Submitted by filosoful t3_123p87f in Futurology
GI_X_JACK t1_jdwqbgs wrote
Reply to comment by ShadoWolf in Would building a Dyson sphere be worth it: We ran the numbers. by filosoful
It is not, no. Perhaps the individual components are, but to Dyson scale, you'd need more literal material than the earth.
So you'd need to have a feasible way to mine, refine and manufacture in space, at scale. That does not exist. You'd also need advances in spaceship technology for all the mining and hauling materials and machines for processing.
In fact, I think even swarm, you'd need more material than all the rocky bodies in the solar system combined, so on top of being able to just strip all bodies including earth to nothing, which is not feasible with mining tech, you'd need interstellar travel to other worlds, and perhaps a way to harvest stuff off gas planets, etc...
So, the tech does not exist. Just ability to build small parts of it.

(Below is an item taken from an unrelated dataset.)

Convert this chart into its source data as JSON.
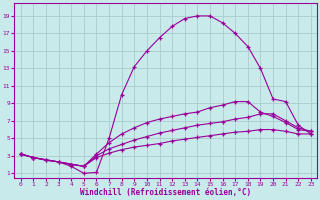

Next up, is building a dyson sphere even worth it, considering what other options open up once you have technology for that level of space travel, and resource harvesting needed for production at that scale?
Likely not.
ShadoWolf t1_jdwsggb wrote
ya you break down mercury for components. Or use stellar lifting to directly pull iron and other elements from solar plasma .. This is all a 100% do able.. it just a multi + generational project with current technologies. And it get a lot easier with functional fusion and AI systems
Its also a natural progression of something we are going to want to do anyway.

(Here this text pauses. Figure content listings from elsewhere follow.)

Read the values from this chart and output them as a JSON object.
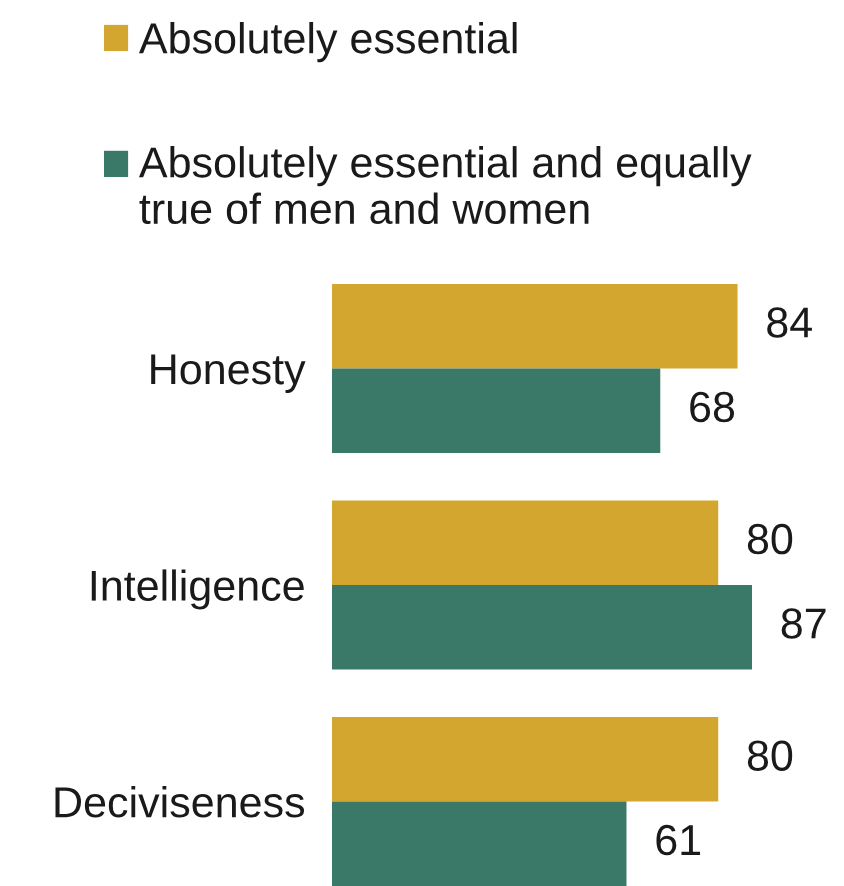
{
  "chart_data": {
    "type": "bar",
    "orientation": "horizontal",
    "categories": [
      "Honesty",
      "Intelligence",
      "Deciviseness"
    ],
    "series": [
      {
        "name": "Absolutely essential",
        "color": "#d3a62f",
        "values": [
          84,
          80,
          80
        ]
      },
      {
        "name": "Absolutely essential and equally\ntrue of men and women",
        "color": "#3a7867",
        "values": [
          68,
          87,
          61
        ]
      }
    ],
    "data_labels": true,
    "legend": "top",
    "tick_labels": "y"
  }
}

GI_X_JACK t1_jdwunhz wrote
>ya you break down mercury for component.
So you need to launch a space ship, that can land on mercury, then mine it, then launch that back into space. Then process that into building materials and construct that where?
None of the tech to do that exists.
> functional fusion
Fusion electricity is a pipe dream itself, but that is far far far closer to reality, and 50/50 that winds up working at some point.